El lenguaje que usamos para comunicarnos y expresarnos tiene distintos resultados. Las palabras tienen el poder de comprometernos con una causa o alejarnos de ella. Pueden influir en nuestra conducta, así como representar lo que somos. Por otro lado, las palabras también pueden herir o sanar.

 

Palabras que atraen

Siempre he pensado que las palabras son como un imán, que atraen tanto lo bueno como lo malo. En ese sentido, son una herramienta poderosa que condiciona nuestros resultados en todo lo que hacemos en la vida

Se dice que el cerebro no entiende las instrucciones en negativo sino en positivo. Es distinto decir No me dañes a Trátame con amor. Ambas frases invitan a lo mismo, pero la petición en positivo condiciona al cerebro hacia una acción más concreta y sin errores.

Entonces, las palabras son órdenes y permiten que sea posible una conexión entre las emociones, las ideas, los sentimiento, los sueños y los resultados. Decir, anunciar o declarar en voz alta, así sea para nosotros mismos, son una forma de comenzar el viaje hacia el logro de nuestras metas.

 

Dime con quién andas, y te diré quién eres

¿Te ha pasado que estás alrededor de una persona que se queja constantemente? ¿Cómo te sientes al escucharla? ¿Sientes que está enfocada hacia el progreso y esperando resultados positivos en su vida? En lo que a mí respecta, no recuerdo alguien que pueda decir “estoy mal” con una sonrisa en su rostro; de esa misma forma está su entorno y así de grises son sus resultados.

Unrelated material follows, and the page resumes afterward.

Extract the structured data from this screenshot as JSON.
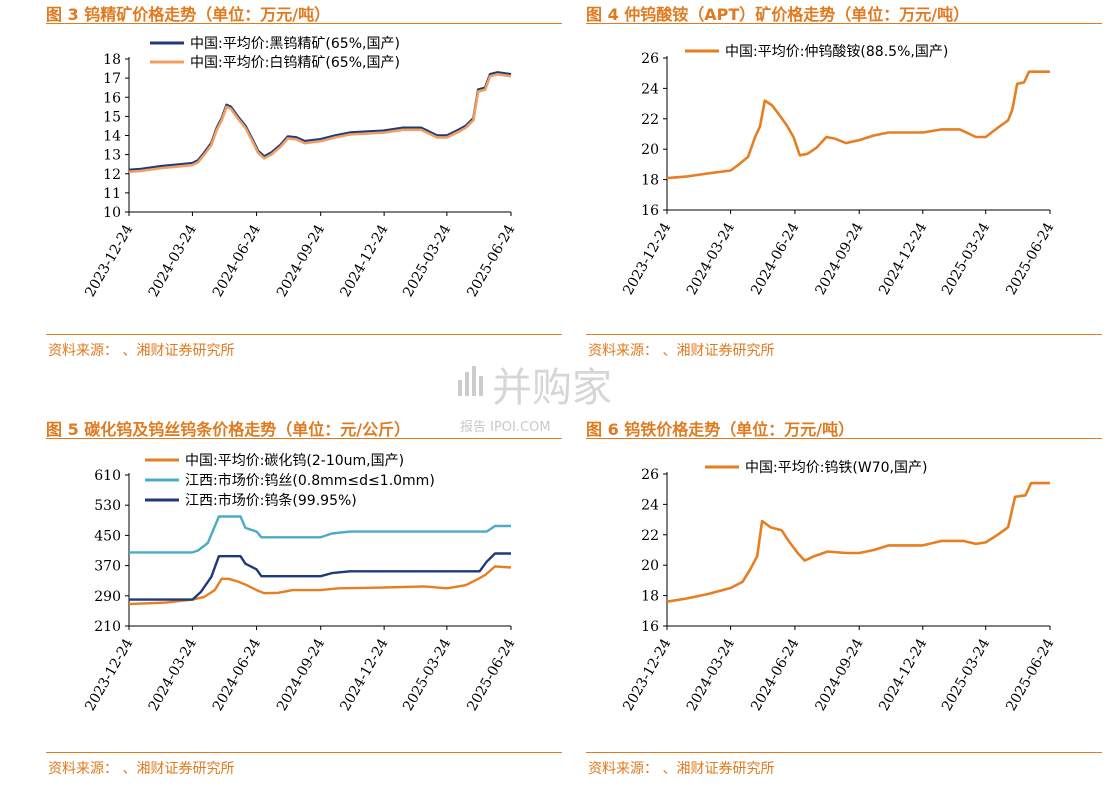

Por el contrario, piensa en alguien cuyas frases sean alentadoras y enriquecedoras, aun en situaciones no favorables. ¿Crees que la vida de esa persona es feliz? Te diré que tal vez no, pero esa gratitud y emoción en sus palabras contagia y motiva a todos los que le rodean, y así es la atmósfera que se crea a su favor.

 

Palabras que marcan

Engrandecer y destruir es muy sencillo a través de las palabras precisas. Las palabras no se pueden recoger. Es por ello que debemos pensar muy bien antes de hablar, ya que una vez que decimos algo somos responsables de ello, para bien o para mal.

Muchas veces decimos cosas que no queremos, pero al usar frases incorrectas sentenciamos nuestras ideas. De esa forma podemos ofender, dañar relaciones, herir los sentimientos de otras personas, así como impactar en su autoestima. Ese impacto puede ser en dos vías, así que teniendo claro el propósito solo tienes que elegir las palabras correctas y decirlas en el momento adecuado.